Retailers paid as much as 44 cents per transaction prior to the passage of the Dodd-Frank Wall Street reform law in 2010 that directed the Fed to cap swipe fees. 

blue and white visa card on silver laptop computer

Unsplash user

This made it difficult for small businesses to accept debit cards and created a disparity with corporations.


Lower Cap Expectations

Retailers that anticipated a much lower cap sued after the Fed set it at 21 cents for each purchase.
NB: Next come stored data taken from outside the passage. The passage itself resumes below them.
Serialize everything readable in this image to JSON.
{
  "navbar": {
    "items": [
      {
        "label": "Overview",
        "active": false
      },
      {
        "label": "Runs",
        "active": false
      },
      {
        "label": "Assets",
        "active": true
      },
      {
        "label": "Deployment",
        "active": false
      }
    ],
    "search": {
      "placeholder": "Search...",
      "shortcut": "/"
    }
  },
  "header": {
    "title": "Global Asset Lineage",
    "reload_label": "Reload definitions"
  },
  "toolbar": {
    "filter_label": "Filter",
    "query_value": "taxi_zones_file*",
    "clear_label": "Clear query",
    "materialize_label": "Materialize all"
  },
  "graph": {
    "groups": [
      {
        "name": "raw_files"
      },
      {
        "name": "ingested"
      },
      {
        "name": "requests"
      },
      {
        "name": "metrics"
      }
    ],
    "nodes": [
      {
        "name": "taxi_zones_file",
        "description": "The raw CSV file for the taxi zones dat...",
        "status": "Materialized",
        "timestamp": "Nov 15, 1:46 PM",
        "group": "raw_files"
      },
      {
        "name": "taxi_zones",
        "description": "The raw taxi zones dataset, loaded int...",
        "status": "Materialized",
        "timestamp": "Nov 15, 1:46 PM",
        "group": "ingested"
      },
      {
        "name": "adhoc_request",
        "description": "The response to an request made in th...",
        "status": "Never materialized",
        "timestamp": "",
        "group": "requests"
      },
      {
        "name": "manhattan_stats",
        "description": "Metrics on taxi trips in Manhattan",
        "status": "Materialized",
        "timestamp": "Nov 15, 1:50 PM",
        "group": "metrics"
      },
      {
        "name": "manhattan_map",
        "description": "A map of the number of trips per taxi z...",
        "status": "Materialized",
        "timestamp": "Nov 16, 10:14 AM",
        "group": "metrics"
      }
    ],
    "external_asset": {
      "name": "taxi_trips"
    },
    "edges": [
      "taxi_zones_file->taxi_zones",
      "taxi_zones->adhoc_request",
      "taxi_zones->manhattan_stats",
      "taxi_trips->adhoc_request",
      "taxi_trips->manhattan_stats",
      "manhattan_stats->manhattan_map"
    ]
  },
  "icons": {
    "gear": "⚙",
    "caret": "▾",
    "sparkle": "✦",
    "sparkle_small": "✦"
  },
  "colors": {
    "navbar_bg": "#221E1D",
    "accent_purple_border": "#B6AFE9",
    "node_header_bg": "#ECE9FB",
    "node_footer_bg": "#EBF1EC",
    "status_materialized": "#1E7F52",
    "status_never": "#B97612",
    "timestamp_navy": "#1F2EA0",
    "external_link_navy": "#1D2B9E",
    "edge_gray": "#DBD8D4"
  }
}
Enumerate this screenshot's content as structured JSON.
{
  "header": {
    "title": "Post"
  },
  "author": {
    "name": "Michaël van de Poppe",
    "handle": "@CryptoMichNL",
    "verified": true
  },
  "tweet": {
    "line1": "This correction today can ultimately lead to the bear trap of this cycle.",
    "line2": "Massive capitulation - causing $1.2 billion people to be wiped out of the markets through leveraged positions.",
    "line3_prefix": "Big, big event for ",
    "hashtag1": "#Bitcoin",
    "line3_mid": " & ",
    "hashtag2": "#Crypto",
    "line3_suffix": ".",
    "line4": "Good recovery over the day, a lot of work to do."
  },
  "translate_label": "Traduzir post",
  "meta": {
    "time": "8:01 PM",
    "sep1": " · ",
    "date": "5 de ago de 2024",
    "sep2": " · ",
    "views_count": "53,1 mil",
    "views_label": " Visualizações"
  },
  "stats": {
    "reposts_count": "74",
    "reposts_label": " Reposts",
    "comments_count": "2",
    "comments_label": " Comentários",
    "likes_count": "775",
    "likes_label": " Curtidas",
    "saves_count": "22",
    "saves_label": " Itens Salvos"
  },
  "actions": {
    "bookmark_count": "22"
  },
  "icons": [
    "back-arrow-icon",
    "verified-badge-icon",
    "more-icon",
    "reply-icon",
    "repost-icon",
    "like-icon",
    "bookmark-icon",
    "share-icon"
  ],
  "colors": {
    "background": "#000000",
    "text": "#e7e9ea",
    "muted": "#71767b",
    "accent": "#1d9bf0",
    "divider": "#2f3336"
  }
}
brown leather bifold wallet on table showing cards inside

Unsplash user twopaddles

In 2015, the Supreme Court upheld a lower court’s ruling supporting the regulation.


Corner Post Claim

Corner Post in its 2021 claim contended that the rule defied congressional intent and was “arbitrary and capricious” under a government regulation called the Managerial Procedure Act.

person holding white POS machine while someone pays with their card

Unsplash user Clay Banks

U.S. District Judge Daniel Traynor in 2022 excused the claim in court. 


Decision Upheld

Traynor’s decision was upheld by the St. Louis-based 8th U.S. Circuit Court of Appeals, paving the way for the Supreme Court appeal.

a person holding credit card swipe machine at a table

Unsplash user Blake Wisz

The Fed last year proposed slicing the current cap to 14.4 cents per purchase.


Initial Proposition

The changes were initially called for in 2009 when President Barack Obama proposed a “sweeping overhaul of the United States financial regulatory system.”

Photo of Barney Frank from House website

United States Congress

Congressman Barney Frank, a Democrat for Massachusetts spearheaded the proposal in the House of Representatives.

The Supreme Court’s decision could have a major impact on how small businesses operate in the current financial climate.